Most providers don’t evaluate breathing patterns. A patient can visit their doctor, their allergist, their sleep specialist, and their dentist, and never once be asked whether they breathe through their nose or their mouth, whether their tongue rests where it should, or whether their jaw is supporting or restricting their airway. These are not obscure details. They are foundational. And they are visible in the mouth at every visit.

Dr. Atousa looks for them. She evaluates palate width, tongue posture, lip seal, and soft tissue tone. She reads the wear patterns on teeth that reveal nighttime clenching, the body’s attempt to push the jaw forward and keep the airway open. She assesses whether the jaw developed in a way that supports airflow or narrowed over time, leaving the airway compromised.

These findings connect directly to the headaches a patient can’t explain, the fatigue that never lifts, the brain fog that rolls in every afternoon, the snoring their partner has learned to ignore, and the anxiety that may not be psychological at all. When breathing is dysfunctional, the body compensates in ways that touch every system. The mouth is where the evidence lives.

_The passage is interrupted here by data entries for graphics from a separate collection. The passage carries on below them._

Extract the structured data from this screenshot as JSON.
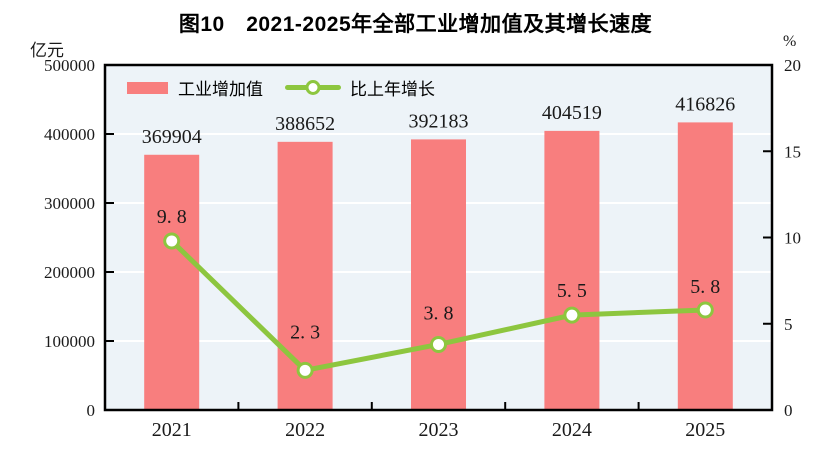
{
  "title": "图10　2021-2025年全部工业增加值及其增长速度",
  "left_axis": {
    "unit": "亿元",
    "ticks": [
      0,
      100000,
      200000,
      300000,
      400000,
      500000
    ]
  },
  "right_axis": {
    "unit": "%",
    "ticks": [
      0,
      5,
      10,
      15,
      20
    ]
  },
  "legend": [
    {
      "label": "工业增加值",
      "marker": "bar-swatch",
      "color": "#F87E7E"
    },
    {
      "label": "比上年增长",
      "marker": "line-dot",
      "color": "#8DC63F"
    }
  ],
  "chart_data": {
    "type": "bar+line",
    "categories": [
      "2021",
      "2022",
      "2023",
      "2024",
      "2025"
    ],
    "series": [
      {
        "name": "工业增加值",
        "type": "bar",
        "axis": "left",
        "unit": "亿元",
        "color": "#F87E7E",
        "values": [
          369904,
          388652,
          392183,
          404519,
          416826
        ]
      },
      {
        "name": "比上年增长",
        "type": "line",
        "axis": "right",
        "unit": "%",
        "color": "#8DC63F",
        "values": [
          9.8,
          2.3,
          3.8,
          5.5,
          5.8
        ]
      }
    ],
    "title": "图10　2021-2025年全部工业增加值及其增长速度",
    "xlabel": "",
    "ylabel_left": "亿元",
    "ylabel_right": "%",
    "left_ylim": [
      0,
      500000
    ],
    "right_ylim": [
      0,
      20
    ],
    "grid": true,
    "grid_color": "#ffffff",
    "plot_bg": "#EDF3F8",
    "legend_position": "top-left-inside",
    "data_labels": true
  }
}
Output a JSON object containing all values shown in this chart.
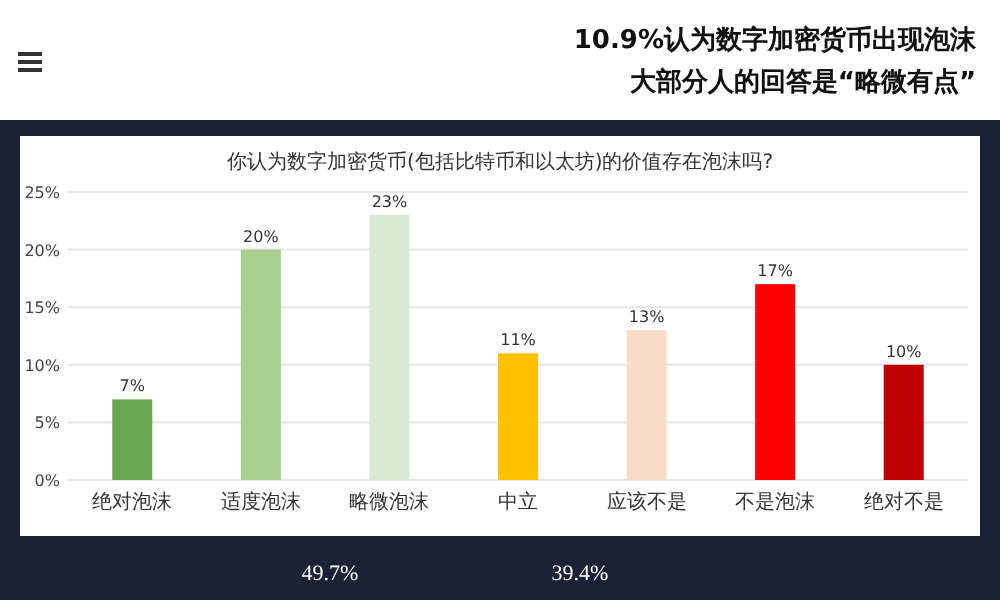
{
  "chart_data": {
    "type": "bar",
    "title": "你认为数字加密货币(包括比特币和以太坊)的价值存在泡沫吗?",
    "categories": [
      "绝对泡沫",
      "适度泡沫",
      "略微泡沫",
      "中立",
      "应该不是",
      "不是泡沫",
      "绝对不是"
    ],
    "values": [
      7,
      20,
      23,
      11,
      13,
      17,
      10
    ],
    "colors": [
      "#6aa84f",
      "#a9d08e",
      "#d9ead3",
      "#ffc000",
      "#f8dcc8",
      "#ff0000",
      "#c00000"
    ],
    "value_labels": [
      "7%",
      "20%",
      "23%",
      "11%",
      "13%",
      "17%",
      "10%"
    ],
    "ylim": [
      0,
      25
    ],
    "yticks": [
      {
        "value": 0,
        "label": "0%"
      },
      {
        "value": 5,
        "label": "5%"
      },
      {
        "value": 10,
        "label": "10%"
      },
      {
        "value": 15,
        "label": "15%"
      },
      {
        "value": 20,
        "label": "20%"
      },
      {
        "value": 25,
        "label": "25%"
      }
    ],
    "grid": "y",
    "annotations": [
      "10.9%认为数字加密货币出现泡沫",
      "大部分人的回答是“略微有点”",
      "49.7%",
      "39.4%"
    ]
  }
}
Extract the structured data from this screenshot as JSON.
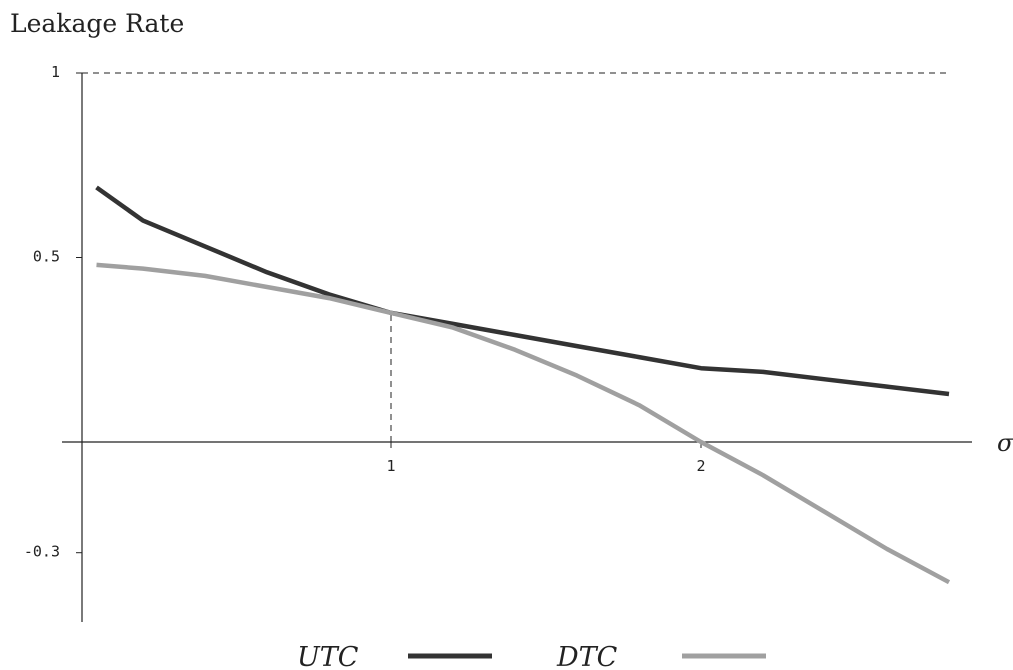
{
  "chart_data": {
    "type": "line",
    "title": "",
    "ylabel": "Leakage Rate",
    "xlabel": "σ",
    "xlim": [
      -0.1,
      2.9
    ],
    "ylim": [
      -0.3,
      1.0
    ],
    "x_ticks": [
      {
        "value": 1,
        "label": "1"
      },
      {
        "value": 2,
        "label": "2"
      }
    ],
    "y_ticks": [
      {
        "value": 1,
        "label": "1"
      },
      {
        "value": 0.5,
        "label": "0.5"
      },
      {
        "value": -0.3,
        "label": "-0.3"
      }
    ],
    "reference_lines": [
      {
        "kind": "horizontal",
        "y": 1
      },
      {
        "kind": "vertical",
        "x": 1,
        "y_to": 0.35
      }
    ],
    "x": [
      0.05,
      0.2,
      0.4,
      0.6,
      0.8,
      1.0,
      1.2,
      1.4,
      1.6,
      1.8,
      2.0,
      2.2,
      2.4,
      2.6,
      2.8
    ],
    "series": [
      {
        "name": "UTC",
        "color": "#333333",
        "values": [
          0.69,
          0.6,
          0.53,
          0.46,
          0.4,
          0.35,
          0.32,
          0.29,
          0.26,
          0.23,
          0.2,
          0.19,
          0.17,
          0.15,
          0.13
        ]
      },
      {
        "name": "DTC",
        "color": "#a0a0a0",
        "values": [
          0.48,
          0.47,
          0.45,
          0.42,
          0.39,
          0.35,
          0.31,
          0.25,
          0.18,
          0.1,
          0.0,
          -0.09,
          -0.19,
          -0.29,
          -0.38
        ]
      }
    ],
    "legend_position": "bottom",
    "grid": false
  }
}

The encouraging part is that once a breathing pattern is identified and the structural picture is understood, the trajectory can shift. Some patients benefit from airway-supportive appliances. Some need myofunctional guidance to retrain tongue posture and nasal breathing. Some need collaboration with other providers. For many, the most powerful shift is simply understanding, for the first time, that the way they’ve been breathing has been quietly working against them.

You don’t need to be gasping for air to have a breathing problem. You don’t need a diagnosis to start paying attention. You just need someone willing to look at the structures that shape every single breath you take and tell you what they see.